Au sujet de Kering Beauté, dont la finalisation doit avoir lieu cette année, Barclays reconnaît toutefois que L'Oréal devra s'atteler à dégager une croissance forte pour justifier un prix d'acquisition relativement élevé, à 11 fois les ventes attendues.

Barclays met également en avant la capacité de la société à conquérir des "espaces blancs", c'est-à-dire des besoins de sa clientèle non adressés. L'Oréal estime avoir couramment environ 1,3 milliard de clients et pense que son potentiel se situe à 4,2 milliards de clients. Forte de constat, la société compte conquérir 2 milliards de clients additionnels au cours de la prochaine décennie.

Les gisements de croissance identifiés sont les hommes, la "silver économie" (les personnes âgées) ainsi que les générations Z et Alpha (respectivement nées entre 1997 en 2012 et entre 2010 et 2024).

À noter, pour finir, que Deutsche Bank, un "bear" (un analyste qui recommande de vendre le titre) notable sur L'Oréal, a relevé son conseil sur l'action, le 12 janvier dernier, passant de "vendre" à "conserver".

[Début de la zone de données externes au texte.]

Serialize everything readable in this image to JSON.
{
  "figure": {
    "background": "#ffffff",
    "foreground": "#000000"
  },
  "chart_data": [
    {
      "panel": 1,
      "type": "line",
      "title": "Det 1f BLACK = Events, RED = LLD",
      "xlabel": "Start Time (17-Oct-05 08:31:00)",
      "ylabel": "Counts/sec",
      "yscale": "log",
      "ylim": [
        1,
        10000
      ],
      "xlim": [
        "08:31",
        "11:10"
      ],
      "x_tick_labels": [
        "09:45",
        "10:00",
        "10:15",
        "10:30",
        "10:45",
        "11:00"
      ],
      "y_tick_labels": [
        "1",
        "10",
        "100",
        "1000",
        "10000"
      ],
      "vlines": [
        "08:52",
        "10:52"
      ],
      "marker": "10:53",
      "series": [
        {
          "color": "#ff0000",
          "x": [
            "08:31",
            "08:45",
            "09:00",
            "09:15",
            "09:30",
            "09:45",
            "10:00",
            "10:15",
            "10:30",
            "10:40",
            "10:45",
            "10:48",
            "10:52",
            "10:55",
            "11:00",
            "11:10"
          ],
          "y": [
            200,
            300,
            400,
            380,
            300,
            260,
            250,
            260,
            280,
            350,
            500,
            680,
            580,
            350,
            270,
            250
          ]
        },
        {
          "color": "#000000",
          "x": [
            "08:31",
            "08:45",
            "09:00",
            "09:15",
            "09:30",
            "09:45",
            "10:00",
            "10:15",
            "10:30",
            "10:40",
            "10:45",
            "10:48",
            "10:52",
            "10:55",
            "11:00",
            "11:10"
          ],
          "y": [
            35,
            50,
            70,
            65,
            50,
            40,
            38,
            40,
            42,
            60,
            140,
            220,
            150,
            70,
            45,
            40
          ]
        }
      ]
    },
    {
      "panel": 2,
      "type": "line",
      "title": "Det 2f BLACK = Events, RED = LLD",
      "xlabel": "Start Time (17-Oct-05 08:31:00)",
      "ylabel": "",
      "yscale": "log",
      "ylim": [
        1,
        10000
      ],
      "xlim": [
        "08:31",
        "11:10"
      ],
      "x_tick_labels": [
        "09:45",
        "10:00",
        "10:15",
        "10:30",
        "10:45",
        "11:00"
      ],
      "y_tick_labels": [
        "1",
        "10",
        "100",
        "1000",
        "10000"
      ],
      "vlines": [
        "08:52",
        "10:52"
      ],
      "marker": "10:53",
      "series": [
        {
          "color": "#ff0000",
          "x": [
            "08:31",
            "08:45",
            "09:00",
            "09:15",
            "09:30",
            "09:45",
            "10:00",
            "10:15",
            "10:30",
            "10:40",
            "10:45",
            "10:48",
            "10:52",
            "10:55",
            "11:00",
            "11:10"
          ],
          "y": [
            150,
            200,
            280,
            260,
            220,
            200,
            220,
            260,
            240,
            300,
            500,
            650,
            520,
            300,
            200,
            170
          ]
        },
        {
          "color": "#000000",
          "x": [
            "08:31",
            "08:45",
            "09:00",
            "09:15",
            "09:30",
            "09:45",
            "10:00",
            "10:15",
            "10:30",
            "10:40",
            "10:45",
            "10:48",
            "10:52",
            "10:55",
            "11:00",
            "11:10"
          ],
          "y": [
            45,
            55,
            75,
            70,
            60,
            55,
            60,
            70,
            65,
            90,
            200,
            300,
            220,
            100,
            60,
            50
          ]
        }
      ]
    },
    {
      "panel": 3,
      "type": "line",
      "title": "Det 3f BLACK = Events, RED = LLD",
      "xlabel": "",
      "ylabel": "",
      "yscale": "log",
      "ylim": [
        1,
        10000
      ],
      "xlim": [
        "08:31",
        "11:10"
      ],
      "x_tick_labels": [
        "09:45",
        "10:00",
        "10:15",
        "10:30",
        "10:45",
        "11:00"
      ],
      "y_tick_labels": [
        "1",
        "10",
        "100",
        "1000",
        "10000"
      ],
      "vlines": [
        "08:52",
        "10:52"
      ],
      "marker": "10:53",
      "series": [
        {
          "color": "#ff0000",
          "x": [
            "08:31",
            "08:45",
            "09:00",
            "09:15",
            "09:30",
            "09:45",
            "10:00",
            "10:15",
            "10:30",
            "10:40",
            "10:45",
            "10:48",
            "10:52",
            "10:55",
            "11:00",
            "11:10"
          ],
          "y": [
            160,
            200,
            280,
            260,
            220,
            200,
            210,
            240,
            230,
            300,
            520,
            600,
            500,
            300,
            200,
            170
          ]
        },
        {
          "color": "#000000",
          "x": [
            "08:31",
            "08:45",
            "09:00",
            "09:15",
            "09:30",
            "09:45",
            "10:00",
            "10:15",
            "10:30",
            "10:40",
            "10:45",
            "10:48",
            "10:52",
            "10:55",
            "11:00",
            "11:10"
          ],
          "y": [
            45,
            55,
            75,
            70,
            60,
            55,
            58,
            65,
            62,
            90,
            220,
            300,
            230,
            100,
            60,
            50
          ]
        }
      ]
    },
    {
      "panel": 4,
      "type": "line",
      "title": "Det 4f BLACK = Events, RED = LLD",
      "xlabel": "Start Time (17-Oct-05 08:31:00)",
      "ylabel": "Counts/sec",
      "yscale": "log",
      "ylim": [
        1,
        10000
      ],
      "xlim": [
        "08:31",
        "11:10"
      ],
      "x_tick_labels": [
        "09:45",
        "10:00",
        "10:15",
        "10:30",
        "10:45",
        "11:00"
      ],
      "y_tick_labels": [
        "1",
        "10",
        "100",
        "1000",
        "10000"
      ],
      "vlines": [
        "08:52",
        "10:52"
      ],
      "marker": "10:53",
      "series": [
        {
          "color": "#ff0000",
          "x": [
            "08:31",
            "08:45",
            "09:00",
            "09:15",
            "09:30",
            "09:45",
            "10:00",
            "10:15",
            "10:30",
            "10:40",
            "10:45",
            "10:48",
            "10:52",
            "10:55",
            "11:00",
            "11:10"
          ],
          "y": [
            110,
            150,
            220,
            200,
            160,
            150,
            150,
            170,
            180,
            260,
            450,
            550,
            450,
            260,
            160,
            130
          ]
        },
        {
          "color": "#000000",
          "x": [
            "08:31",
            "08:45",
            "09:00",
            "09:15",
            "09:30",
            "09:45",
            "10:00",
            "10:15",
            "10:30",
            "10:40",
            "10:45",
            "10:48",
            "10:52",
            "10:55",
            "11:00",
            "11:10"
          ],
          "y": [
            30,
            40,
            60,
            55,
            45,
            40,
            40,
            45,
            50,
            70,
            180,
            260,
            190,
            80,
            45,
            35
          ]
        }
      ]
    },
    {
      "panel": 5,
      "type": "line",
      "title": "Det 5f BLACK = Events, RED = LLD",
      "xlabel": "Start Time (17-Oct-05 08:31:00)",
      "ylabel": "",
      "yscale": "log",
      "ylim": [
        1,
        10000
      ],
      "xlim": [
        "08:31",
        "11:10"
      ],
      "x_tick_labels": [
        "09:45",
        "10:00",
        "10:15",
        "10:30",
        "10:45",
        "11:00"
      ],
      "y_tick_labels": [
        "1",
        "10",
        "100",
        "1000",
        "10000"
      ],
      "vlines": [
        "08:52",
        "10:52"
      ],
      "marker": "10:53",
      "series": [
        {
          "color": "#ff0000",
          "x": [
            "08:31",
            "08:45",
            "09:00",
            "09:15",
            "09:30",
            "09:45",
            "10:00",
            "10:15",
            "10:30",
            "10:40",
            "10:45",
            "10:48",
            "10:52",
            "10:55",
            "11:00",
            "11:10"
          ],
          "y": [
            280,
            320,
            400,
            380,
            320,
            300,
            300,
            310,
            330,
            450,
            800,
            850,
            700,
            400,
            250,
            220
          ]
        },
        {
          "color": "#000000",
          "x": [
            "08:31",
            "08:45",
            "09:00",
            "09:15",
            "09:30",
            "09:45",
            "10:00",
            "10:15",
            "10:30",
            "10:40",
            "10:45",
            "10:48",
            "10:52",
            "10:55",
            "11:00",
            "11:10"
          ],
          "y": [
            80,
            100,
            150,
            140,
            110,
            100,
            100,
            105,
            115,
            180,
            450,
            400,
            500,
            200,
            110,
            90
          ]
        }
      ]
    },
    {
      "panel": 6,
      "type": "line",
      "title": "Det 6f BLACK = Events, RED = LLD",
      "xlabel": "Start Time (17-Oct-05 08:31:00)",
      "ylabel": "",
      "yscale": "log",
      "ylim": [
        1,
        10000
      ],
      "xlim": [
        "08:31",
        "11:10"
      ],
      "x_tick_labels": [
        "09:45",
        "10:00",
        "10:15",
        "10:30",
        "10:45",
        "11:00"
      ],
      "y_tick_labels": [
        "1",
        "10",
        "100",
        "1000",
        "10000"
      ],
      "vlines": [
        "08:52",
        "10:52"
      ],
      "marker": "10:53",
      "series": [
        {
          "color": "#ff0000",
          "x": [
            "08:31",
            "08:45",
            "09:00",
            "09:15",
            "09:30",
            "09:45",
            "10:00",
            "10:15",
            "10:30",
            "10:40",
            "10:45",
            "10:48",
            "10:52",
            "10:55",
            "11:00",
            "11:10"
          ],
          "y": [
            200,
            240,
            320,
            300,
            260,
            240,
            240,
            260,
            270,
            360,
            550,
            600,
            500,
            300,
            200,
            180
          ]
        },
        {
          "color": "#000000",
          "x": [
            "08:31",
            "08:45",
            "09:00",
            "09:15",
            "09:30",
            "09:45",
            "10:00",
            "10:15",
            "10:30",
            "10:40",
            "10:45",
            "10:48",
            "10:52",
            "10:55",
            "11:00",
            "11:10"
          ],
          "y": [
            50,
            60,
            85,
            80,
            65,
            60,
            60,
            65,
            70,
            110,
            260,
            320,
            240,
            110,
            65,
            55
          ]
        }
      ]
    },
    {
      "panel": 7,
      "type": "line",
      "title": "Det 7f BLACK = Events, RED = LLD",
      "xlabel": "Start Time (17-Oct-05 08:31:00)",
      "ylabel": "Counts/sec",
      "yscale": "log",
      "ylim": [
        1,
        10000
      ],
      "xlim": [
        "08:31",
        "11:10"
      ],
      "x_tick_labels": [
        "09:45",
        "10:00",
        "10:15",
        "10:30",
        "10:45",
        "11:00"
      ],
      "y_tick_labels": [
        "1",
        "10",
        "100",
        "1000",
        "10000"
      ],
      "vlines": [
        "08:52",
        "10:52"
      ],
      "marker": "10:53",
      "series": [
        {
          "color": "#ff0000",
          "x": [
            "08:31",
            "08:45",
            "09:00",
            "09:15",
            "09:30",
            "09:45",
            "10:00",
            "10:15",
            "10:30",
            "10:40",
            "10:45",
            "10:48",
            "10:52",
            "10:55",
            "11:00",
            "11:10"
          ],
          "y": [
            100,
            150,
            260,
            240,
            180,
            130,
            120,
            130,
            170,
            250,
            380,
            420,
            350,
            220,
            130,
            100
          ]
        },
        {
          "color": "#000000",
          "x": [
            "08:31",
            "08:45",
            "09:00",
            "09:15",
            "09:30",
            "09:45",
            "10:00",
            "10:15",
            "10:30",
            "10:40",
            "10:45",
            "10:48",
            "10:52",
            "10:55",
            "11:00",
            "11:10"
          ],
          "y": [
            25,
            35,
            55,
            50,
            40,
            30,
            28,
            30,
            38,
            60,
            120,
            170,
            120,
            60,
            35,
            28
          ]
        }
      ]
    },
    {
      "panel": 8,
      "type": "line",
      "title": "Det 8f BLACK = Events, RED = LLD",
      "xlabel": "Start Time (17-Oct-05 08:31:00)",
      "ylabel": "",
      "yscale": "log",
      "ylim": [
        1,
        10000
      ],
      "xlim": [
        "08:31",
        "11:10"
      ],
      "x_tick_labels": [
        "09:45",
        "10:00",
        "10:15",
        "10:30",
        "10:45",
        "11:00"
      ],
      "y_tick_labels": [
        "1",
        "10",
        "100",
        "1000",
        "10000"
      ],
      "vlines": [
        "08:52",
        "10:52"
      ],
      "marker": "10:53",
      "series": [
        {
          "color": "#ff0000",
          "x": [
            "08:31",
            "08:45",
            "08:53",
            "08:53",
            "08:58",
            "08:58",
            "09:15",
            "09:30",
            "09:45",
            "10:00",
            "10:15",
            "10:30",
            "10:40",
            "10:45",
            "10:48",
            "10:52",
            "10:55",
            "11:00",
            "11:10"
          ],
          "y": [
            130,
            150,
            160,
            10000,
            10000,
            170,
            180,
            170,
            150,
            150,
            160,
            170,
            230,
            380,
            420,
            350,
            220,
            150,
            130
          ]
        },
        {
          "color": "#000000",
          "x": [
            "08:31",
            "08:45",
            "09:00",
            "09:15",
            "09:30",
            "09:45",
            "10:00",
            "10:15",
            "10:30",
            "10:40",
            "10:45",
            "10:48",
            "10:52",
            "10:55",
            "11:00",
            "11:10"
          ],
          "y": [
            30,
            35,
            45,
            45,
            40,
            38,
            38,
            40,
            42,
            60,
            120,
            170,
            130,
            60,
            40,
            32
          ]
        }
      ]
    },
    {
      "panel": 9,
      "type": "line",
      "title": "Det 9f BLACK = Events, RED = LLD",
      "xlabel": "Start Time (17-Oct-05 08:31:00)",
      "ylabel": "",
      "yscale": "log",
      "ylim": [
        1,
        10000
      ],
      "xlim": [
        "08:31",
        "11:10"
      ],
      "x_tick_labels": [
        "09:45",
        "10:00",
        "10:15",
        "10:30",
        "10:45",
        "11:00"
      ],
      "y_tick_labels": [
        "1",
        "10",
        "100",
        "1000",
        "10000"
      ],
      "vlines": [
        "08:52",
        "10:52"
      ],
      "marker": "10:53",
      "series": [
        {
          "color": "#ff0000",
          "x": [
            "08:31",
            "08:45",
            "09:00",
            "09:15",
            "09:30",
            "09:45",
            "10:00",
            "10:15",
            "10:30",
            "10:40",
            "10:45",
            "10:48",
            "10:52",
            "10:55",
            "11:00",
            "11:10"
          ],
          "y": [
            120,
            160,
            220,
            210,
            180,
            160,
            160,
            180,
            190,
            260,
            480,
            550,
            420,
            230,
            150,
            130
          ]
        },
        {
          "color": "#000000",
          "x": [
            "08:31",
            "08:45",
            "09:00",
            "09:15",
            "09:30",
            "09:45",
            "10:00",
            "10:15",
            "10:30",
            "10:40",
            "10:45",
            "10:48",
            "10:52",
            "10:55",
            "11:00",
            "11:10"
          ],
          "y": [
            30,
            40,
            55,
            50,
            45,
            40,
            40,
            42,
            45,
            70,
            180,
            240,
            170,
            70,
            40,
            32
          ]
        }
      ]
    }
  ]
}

La banque allemande estime qu'il existe des raisons d'être "positif" sur la croissance au premier semestre et note que la société a connu une fin d'année 2025 en trombe aux États-Unis. Toutefois, elle juge que le premier trimestre 2026 sera moins brillant que le dernier de l'an passé et considère que la Chine constituera davantage un risque qu'une source "d'upside" (potentiel de hausse) pour l'action.